Ideally, conversations about an inevitable decline in driving ability should begin long before deteriorating skills become a crisis. Starting these talks early allows the person to adjust to the idea that eventually he or she will need to stop driving.
Also, discuss the importance of periodic reassessments of driving performance and changes in driving habits that may be necessary over time, such as no driving at night or driving only for short distances. You can also make plans for alternative means of transportation.
What do you do when an obviously impaired family member refuses to stop driving? It may be easier for the person to accept the decision if it comes from a neutral party, such as the family physician.
The doctor can discuss the personal and financial risks involved in driving while cognitively impaired and can write out a “prescription” that says “No Driving.”
Involving the physician may also save your loved one—and innocent bystanders—from harm.
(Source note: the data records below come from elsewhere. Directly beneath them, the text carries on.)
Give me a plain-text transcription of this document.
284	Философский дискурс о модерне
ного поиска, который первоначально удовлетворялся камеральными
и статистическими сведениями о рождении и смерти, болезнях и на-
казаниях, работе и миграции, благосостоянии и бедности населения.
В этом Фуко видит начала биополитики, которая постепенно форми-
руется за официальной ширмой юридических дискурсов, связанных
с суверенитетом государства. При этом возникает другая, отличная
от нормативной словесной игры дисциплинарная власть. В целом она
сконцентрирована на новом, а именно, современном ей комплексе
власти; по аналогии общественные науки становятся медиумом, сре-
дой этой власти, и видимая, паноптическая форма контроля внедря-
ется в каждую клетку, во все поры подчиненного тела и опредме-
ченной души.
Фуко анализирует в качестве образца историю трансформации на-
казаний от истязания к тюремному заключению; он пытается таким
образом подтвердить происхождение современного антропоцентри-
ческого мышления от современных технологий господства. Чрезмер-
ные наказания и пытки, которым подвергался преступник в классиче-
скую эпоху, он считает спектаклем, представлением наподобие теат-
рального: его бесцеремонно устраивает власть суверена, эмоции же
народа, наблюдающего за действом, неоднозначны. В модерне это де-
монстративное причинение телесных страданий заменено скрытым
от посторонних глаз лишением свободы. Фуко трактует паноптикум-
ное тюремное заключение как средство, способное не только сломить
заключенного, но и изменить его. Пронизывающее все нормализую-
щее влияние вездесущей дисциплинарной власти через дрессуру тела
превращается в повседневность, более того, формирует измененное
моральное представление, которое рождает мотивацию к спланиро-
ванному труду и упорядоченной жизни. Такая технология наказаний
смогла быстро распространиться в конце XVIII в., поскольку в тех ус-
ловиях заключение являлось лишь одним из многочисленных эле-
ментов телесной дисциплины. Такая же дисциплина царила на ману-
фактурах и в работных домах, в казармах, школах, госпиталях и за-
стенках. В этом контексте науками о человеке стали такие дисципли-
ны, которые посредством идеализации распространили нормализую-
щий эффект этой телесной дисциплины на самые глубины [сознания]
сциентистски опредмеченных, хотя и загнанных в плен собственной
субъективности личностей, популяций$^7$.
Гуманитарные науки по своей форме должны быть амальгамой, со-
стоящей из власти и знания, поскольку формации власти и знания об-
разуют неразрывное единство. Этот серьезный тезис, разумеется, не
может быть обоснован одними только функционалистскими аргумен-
According to a study in The New England Journal of Medicine, physicians’ warnings to patients who are potentially unfit to drive reduced the risk of serious road crashes.
Healthcare professionals in some states are required to report to the state’s DMV that a person in their care has a medical condition that interferes with driving ability. The state may then test the person and revoke his or her driver’s license if that is appropriate.
If mandatory reporting isn’t required in your state, you can contact the DMV independently to find out what steps can be taken to get an impaired driver off the road.
In some cases, you may have to use drastic measures: Hide the car keys, disable the car by removing the battery or distributor cap, park the car where the person can’t see it, or sell the vehicle.
If appropriate and financially feasible, moving your loved one to an assisted living facility also can solve the problem. Many facilities provide transportation to grocery stores, doctors’ appointments, and community events, which enables your loved one to continue to feel socially engaged and independent.